IBM confirme qu’il est bien l’un des leaders mondiaux de la technologie de la blockchain. Après avoir conclu un accord avec le groupe Maersk, spécialisé dans le transport maritime, pour développer une système de suivi des expéditions de conteneurs, le géant de l’informatique vient de s’allier à l’assureur American International Group (AIG). Dans les deux cas les solutions mises en place s’appuieront sur la technologie de la chaîne de bloc.
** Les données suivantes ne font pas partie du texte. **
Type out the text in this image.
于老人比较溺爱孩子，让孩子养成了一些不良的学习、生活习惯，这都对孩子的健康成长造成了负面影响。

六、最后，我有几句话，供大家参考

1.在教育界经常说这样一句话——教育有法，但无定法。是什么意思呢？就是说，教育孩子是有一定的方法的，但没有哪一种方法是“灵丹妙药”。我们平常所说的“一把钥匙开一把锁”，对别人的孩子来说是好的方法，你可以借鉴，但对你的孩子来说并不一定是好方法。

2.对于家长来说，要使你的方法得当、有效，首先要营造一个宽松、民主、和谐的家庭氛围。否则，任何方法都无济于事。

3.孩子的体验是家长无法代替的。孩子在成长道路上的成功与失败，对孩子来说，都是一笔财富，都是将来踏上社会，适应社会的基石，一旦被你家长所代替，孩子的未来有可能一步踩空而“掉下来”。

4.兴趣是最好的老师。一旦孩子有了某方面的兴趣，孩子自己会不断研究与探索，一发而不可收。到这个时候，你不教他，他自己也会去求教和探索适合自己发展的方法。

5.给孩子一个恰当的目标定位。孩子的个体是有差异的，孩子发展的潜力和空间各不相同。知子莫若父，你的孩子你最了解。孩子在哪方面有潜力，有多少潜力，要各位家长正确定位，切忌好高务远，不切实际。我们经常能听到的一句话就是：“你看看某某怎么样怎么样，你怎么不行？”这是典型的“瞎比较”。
Les contrats d’assurance internationaux, un casse-tête législatif

Figurant parmi les leaders mondiaux du secteur de l’assurance, AIG souhaite optimiser la gestion internationale de ses contrats d’assurance. Or, dans ce domaine, cette gestion est particulièrement fastidieuse car chaque pays possède ses normes, ses réglementations, ses moyens de paiement et de remboursement : cela créé un nombre de variables qui rend les dossiers complexes à traiter et multiplie les documents administratifs liés à chaque contrat.

L’utilisation de la blockchain permet de centraliser les échanges d’information entre la maison-mère d’une entreprise, dans ce cas AIG, ses filiales et ses assurés. Elle permet aussi d’y avoir constamment accès, avec une rapidité accrue, dans une base de données infalsifiables. Elle représente donc à la fois un gain de temps, d’argent et de sécurité.

Un projet pilote mis en place pour tester ce partenariat

Avant de signer cet accord d’envergure, IBM et AIG s’étaient déjà associé dans un projet pilote de contrat intelligent pour la banque Standard Chartered. S’appuyant sur la blockchain, ce projet permettait de gérer les échanges d’information entre le Royaume-Uni, où est émis le contrat principal, et trois filiales installées aux quatre coins du globe, aux Etats-Unis, à Singapour et au Kenya.

Devant la réussite de ce pilote et les gains engendrés, les deux partenaires ont décidé d’appliquer cette technologie à bien plus grande échelle.